Practitioners usually need three capabilities working together:

  • Continuous inventory of NHIs across cloud, SaaS, CI/CD, and runtime environments.
  • Ownership and purpose metadata so reviewers can tell whether access still maps to a current workload.
  • Automated triggers for rotation, revocation, or step-up review when privilege changes state.

The NHI Lifecycle Management Guide is useful here because access review only works when creation, use, rotation, and offboarding are treated as one control loop. NIST’s identity guidance also reinforces that assurance depends on binding identity state to the access decision at the right time, not merely recording it later. For technical teams, the practical translation is to pair manual certification with policy checks, short-lived credentials, and event-driven revocation so access is revalidated when systems change, not weeks afterward. That is especially important in environments governed by automated deployments and agentic workflows, where a single review cycle can miss many state transitions. These controls tend to break down in federated enterprise stacks where ownership is unclear, identity data is fragmented, and no system acts as the source of truth for NHI state.
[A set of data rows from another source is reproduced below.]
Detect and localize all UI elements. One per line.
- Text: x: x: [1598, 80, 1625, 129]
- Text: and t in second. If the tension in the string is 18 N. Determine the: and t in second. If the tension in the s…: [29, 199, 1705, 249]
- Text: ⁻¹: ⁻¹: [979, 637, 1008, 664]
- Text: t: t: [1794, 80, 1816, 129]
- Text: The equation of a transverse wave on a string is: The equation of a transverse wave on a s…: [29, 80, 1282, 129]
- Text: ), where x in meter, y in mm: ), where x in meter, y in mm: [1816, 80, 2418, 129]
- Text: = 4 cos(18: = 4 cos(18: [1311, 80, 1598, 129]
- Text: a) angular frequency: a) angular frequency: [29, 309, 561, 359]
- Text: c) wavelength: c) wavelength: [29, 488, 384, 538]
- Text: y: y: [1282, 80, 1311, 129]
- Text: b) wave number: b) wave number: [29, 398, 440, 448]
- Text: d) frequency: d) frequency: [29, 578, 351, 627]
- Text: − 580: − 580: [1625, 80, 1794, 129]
Common Variations and Edge Cases

Tighter review controls often increase operational overhead, requiring organisations to balance assurance against reviewer fatigue and delivery speed. There is no universal standard for how often every NHI should be reviewed, because risk varies by privilege level, environment, and change rate. For low-risk internal jobs, periodic attestation may be enough. For production workloads, privileged automations, or AI agents with tool access, best practice is evolving toward continuous validation and just-in-time authorization.

Edge cases are where manual processes fail most visibly. Temporary break-glass access can be missed if it is not automatically expired. Third-party integrations may remain active long after a vendor relationship ends. In AI-heavy estates, an autonomous agent may inherit access that was reasonable for its original task but unsafe once its goal changes. NHI Management Group notes in the 52 NHI Breaches Analysis that identity-related incidents often persist because remediation lags behind exposure.

Where manual review matters most is not as the primary control, but as a backstop for exceptions that automation cannot classify cleanly. The practical failure mode is simple: if the organisation cannot see the identity, cannot prove current ownership, or cannot expire access automatically, the review has already arrived too late.

Standards & Framework Alignment

This section maps relevant standards and security frameworks to the operational risks and controls described in this guidance.

OWASP Non-Human Identity Top 10 and OWASP Non-Human Identity Top 10 address the attack and risk surface, while NIST CSF 2.0 set the governance and control requirements practitioners need to meet.

Framework Control / Reference Relevance
OWASP Non-Human Identity Top 10 NHI-01 Manual reviews fail when NHI inventory and ownership are incomplete.
OWASP Non-Human Identity Top 10 NHI-03 Stale credentials and missed rotation are common manual review blind spots.
NIST CSF 2.0 PR.AC-4 Access permissions must be managed against current business need.

Revalidate privileges continuously and remove access that no longer has justification.